The study sought to assess the knowledge and practices of menstrual hygiene among adolescent schools in the Mampong municipality of Ghana also found 53 per cent could not afford sanitary pads.
The descriptive cross-sectional study was used to assess the knowledge and practices of menstrual hygiene among adolescent school girls with at least 4 months of menstrual experiences,” according to lead investigator, Huda Abdallah Kusi of the College of Agriculture Education, Asante-Mampong, Faculty of Science and Environment Education.

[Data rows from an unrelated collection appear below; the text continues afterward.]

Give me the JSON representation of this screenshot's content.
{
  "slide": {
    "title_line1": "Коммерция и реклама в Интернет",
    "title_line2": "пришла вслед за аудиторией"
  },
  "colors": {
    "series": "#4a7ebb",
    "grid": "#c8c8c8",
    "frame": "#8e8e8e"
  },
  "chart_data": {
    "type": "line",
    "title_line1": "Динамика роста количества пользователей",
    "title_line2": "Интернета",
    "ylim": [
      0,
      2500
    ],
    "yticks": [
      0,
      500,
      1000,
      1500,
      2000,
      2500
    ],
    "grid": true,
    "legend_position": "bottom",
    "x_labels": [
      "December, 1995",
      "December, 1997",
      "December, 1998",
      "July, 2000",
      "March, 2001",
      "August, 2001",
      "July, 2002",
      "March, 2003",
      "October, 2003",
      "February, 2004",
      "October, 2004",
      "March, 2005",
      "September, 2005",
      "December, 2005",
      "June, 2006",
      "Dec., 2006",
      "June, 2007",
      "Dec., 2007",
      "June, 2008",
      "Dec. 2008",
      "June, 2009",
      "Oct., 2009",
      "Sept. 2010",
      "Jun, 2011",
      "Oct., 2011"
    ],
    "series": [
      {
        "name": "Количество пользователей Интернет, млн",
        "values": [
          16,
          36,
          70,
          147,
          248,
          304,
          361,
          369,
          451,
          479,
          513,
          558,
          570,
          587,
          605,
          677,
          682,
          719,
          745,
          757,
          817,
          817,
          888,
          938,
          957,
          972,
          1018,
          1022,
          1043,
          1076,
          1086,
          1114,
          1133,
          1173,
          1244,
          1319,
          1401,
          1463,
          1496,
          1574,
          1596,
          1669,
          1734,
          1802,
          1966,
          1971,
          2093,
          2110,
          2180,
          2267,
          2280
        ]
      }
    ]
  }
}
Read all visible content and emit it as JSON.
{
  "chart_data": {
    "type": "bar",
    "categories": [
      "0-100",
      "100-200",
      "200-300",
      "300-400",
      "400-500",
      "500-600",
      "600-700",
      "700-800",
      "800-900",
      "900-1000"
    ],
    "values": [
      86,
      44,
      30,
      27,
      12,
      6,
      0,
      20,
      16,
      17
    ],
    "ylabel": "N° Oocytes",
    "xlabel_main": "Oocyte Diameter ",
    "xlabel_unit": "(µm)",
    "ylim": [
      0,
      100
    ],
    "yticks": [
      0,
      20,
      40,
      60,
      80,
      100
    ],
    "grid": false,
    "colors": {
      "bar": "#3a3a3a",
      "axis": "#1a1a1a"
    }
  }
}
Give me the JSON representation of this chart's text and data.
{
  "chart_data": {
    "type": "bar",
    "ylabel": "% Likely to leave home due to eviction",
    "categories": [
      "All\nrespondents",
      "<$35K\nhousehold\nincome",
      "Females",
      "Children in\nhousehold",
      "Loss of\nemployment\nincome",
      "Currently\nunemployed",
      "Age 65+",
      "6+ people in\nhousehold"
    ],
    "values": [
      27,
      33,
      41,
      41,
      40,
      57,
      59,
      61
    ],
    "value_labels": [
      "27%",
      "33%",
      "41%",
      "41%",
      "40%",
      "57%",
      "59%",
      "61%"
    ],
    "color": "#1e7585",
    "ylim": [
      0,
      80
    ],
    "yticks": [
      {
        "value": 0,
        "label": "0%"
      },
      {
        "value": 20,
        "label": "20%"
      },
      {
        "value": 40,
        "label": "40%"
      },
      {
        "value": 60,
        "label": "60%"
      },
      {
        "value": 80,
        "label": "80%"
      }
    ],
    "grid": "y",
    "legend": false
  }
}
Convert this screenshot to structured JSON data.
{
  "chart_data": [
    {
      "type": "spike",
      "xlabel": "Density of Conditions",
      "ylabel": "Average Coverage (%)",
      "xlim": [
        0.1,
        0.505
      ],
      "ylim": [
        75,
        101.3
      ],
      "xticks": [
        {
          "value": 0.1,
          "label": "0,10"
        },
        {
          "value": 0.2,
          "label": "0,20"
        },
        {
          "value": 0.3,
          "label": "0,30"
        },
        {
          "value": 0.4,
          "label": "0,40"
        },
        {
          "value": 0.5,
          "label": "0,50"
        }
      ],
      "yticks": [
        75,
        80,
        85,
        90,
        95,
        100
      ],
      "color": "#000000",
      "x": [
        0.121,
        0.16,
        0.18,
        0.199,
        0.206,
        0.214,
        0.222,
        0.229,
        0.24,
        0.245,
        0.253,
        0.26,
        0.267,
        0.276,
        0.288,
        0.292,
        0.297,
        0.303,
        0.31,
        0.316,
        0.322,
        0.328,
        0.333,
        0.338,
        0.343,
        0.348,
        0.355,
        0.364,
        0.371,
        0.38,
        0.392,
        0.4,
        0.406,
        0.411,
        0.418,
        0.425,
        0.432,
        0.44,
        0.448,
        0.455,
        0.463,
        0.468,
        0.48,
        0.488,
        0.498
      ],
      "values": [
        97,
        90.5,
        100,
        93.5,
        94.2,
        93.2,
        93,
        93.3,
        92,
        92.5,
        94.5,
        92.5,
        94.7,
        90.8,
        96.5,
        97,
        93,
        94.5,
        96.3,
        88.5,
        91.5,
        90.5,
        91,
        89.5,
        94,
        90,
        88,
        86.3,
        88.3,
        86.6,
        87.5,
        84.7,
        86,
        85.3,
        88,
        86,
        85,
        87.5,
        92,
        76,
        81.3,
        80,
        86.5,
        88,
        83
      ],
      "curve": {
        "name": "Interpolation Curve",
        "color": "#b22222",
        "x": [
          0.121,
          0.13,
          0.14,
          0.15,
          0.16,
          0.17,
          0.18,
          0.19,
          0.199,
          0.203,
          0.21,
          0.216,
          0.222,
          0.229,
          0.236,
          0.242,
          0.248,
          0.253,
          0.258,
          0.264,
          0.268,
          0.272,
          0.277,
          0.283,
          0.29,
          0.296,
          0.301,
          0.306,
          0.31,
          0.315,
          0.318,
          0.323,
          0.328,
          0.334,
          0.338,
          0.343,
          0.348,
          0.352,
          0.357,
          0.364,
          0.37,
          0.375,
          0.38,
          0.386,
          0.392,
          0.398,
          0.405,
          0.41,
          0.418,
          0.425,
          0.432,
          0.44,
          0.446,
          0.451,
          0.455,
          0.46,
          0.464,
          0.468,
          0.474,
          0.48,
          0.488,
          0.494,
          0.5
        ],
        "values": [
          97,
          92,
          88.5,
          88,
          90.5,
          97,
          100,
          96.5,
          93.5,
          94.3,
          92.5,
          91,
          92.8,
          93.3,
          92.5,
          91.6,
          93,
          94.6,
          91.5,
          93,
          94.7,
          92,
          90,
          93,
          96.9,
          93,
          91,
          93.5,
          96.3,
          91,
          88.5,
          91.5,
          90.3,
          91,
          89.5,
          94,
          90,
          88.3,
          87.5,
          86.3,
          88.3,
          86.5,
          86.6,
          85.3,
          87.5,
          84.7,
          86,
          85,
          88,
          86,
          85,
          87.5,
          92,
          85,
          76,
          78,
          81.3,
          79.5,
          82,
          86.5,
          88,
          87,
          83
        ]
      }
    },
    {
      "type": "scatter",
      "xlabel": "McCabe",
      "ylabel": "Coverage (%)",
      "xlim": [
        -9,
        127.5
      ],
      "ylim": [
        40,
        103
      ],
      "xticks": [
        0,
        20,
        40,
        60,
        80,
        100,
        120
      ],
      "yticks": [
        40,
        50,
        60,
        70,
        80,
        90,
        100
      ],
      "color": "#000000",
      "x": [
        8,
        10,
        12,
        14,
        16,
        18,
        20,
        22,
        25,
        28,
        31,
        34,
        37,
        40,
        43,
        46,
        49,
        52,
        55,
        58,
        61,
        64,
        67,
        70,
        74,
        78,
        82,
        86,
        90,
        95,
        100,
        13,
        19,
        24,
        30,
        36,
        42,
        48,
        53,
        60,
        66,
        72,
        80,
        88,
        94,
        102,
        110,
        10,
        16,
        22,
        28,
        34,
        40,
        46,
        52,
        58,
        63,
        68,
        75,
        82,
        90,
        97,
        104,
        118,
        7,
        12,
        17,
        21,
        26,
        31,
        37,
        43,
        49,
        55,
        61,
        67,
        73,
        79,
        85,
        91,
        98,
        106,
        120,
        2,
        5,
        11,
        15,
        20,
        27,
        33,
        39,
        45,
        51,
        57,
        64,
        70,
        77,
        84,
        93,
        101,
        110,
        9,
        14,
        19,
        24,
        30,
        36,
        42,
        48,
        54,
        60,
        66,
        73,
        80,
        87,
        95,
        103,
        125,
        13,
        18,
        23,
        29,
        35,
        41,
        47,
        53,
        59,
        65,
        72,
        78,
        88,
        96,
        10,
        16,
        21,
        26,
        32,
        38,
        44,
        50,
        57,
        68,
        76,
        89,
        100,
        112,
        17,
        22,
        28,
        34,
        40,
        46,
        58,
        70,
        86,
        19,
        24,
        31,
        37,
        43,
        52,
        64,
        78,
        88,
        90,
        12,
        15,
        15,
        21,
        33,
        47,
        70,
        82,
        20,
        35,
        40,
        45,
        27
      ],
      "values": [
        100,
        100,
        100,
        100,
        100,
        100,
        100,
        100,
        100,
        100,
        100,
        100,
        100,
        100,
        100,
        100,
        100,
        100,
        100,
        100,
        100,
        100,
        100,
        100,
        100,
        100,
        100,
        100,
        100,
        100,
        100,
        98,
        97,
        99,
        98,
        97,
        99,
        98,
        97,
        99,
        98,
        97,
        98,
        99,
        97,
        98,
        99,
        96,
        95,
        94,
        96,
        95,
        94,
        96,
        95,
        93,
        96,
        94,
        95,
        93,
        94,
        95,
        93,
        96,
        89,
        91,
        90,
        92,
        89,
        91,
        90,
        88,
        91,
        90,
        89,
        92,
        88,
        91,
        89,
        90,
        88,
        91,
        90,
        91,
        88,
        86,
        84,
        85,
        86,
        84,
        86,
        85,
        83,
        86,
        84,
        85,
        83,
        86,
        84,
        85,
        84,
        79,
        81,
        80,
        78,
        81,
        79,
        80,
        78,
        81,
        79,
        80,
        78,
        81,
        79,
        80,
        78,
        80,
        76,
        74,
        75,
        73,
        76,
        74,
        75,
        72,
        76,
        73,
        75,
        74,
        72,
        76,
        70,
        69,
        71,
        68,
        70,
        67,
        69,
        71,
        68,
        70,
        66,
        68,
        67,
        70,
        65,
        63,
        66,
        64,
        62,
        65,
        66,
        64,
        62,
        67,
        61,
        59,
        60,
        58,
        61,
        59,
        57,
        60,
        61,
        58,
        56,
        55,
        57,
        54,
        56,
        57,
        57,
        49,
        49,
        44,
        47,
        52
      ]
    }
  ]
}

The 84 participants who were within the ages of 14 to 18 were interviewed face-to-face using questionnaires.
59 of them representing 70.2 per cent indicated menstruation is a disease. Sociodemographic characteristics, economic factors, menstrual hygiene practices were captured.
Health and hygiene knowledge, culture and societal norms were also considered.
The research contained in the Ghana Science Association Webinar book of abstracts found 59 per cent of participants could pay their schools fees.
60 per cent of them had access to portable water and changed sanitary pad twice daily whiles 46 per cent could afford sanitary products.
It’s not therefore surprising, the researchers found 59 per cent showered twice daily.
The study which also involved Departments of Science Education and Environmental Health and Sanitation found 67 per cent of the students considered menstruation to be unhygienic.
The researchers conclude: “Menstrual hygiene practices for adolescent school girls in Mampong municipality were largely influenced by socioeconomic capacities of their parents.
They recommend: “knowledge about menstrual hygiene practices among the girls were minimal hence the need for additional education and enlightenment.”